On a hot night like this it is hard to think of cooking, or even standing over a grill ….. in fact standing and rolling cold items like sushi seemed a bit of a stretch …. this was just perfect – so cold and refreshing and really hit the spot.  Give it a try with any of your favorite sushi ingredients.  Great for a family too – serve it the way I did – on a large platter and let each person make their own bowl up as they go.

SUSHI SAUCE

zest 1 lemon and 1 orange, and reserve

juice of each: 1 lemon, 1 orange

1 tbsp. brown sugar

On medium heat cook on a gentle boil for 2 minutes, stir in:

3 tbsp. soy sauce

3 tbsp. rice vinegar

Heat again on a gentle boil for about 3 minutes until it thickens slightly.

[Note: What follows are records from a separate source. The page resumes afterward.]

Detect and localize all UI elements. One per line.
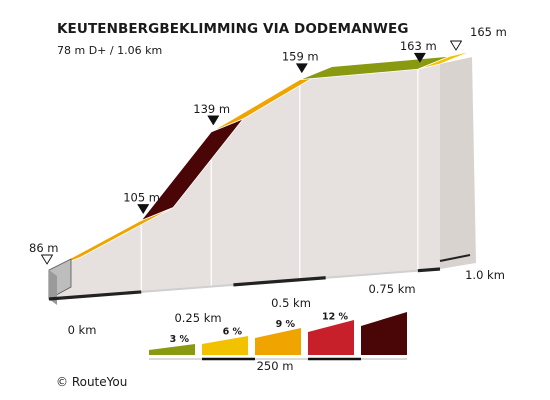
x-tick-label: 0.75 km xyxy=(368,282,415,296)
profile-base xyxy=(48,254,471,305)
elevation-label: 159 m xyxy=(282,50,319,64)
legend-swatch xyxy=(361,312,407,355)
legend-label: 3 % xyxy=(170,334,190,345)
elevation-marker xyxy=(137,204,150,214)
elevation-marker xyxy=(414,52,426,63)
elevation-label: 163 m xyxy=(400,39,437,53)
start-end-marker xyxy=(41,254,53,265)
legend-swatch xyxy=(308,320,354,355)
base-end-line xyxy=(439,254,471,262)
legend-swatch xyxy=(255,328,301,355)
chart-title: KEUTENBERGBEKLIMMING VIA DODEMANWEG xyxy=(57,21,409,37)
x-axis: 0 km 0.25 km 0.5 km 0.75 km 1.0 km xyxy=(68,268,505,337)
elevation-label: 165 m xyxy=(470,25,507,39)
legend-swatch xyxy=(149,344,195,355)
copyright-notice: © RouteYou xyxy=(56,375,128,389)
elevation-label: 139 m xyxy=(193,102,230,116)
legend-label: 12 % xyxy=(322,312,349,323)
chart-subtitle: 78 m D+ / 1.06 km xyxy=(57,44,163,57)
x-tick-label: 0 km xyxy=(68,323,97,337)
base-scale-bar xyxy=(233,276,326,287)
legend-swatch xyxy=(202,336,248,355)
legend-label: 9 % xyxy=(276,319,296,330)
x-tick-label: 0.25 km xyxy=(174,311,221,325)
base-scale-bar xyxy=(48,290,142,301)
top-segment xyxy=(417,50,473,70)
elevation-markers: 86 m 105 m 139 m 159 m 163 m 165 m xyxy=(29,25,507,265)
profile-top-surface xyxy=(48,50,473,271)
legend-scale-label: 250 m xyxy=(257,359,294,373)
end-face xyxy=(440,57,476,269)
start-end-marker xyxy=(450,40,462,51)
elevation-label: 105 m xyxy=(123,190,160,204)
elevation-label: 86 m xyxy=(29,241,59,255)
side-face-area xyxy=(49,64,440,299)
grade-legend: 3 % 6 % 9 % 12 % 250 m xyxy=(149,312,407,373)
elevation-marker xyxy=(296,63,308,73)
start-cap-side xyxy=(49,270,57,305)
x-tick-label: 0.5 km xyxy=(271,296,311,310)
x-tick-label: 1.0 km xyxy=(465,268,505,282)
base-scale-bar xyxy=(417,267,441,273)
elevation-marker xyxy=(207,115,220,126)
legend-label: 6 % xyxy=(223,327,243,338)
profile-side-face xyxy=(49,57,476,299)
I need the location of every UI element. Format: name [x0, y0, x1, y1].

Taste!!!!  I can’t say this enough …. you need to make sure the flavours are balanced, playing with each of the simple ingredients above.  If you think it can stand a bit more citrus, add in the zest.  If you like your sushi spicy, add in either wasabi paste or a minced chili pepper.

Toast nori sheets lightly, just until crispy.  Slice in thin strips, and again dice if you like small pieces or leave it in strips. 

Cook some sushi rice according to directions on rice

Finely slice whatever ingredients you like in your sushi

For us today this included:

imitation crab meat

shrimp

cucumber

carrot

avocado

cabbage

green onions

toasted sesame seeds

But really – use whatever you like!  Put a little rice in the bottom of your bowl, assemble a few of each of the ingredients and lightly drizzle with the sushi sauce – have fun – you will love it!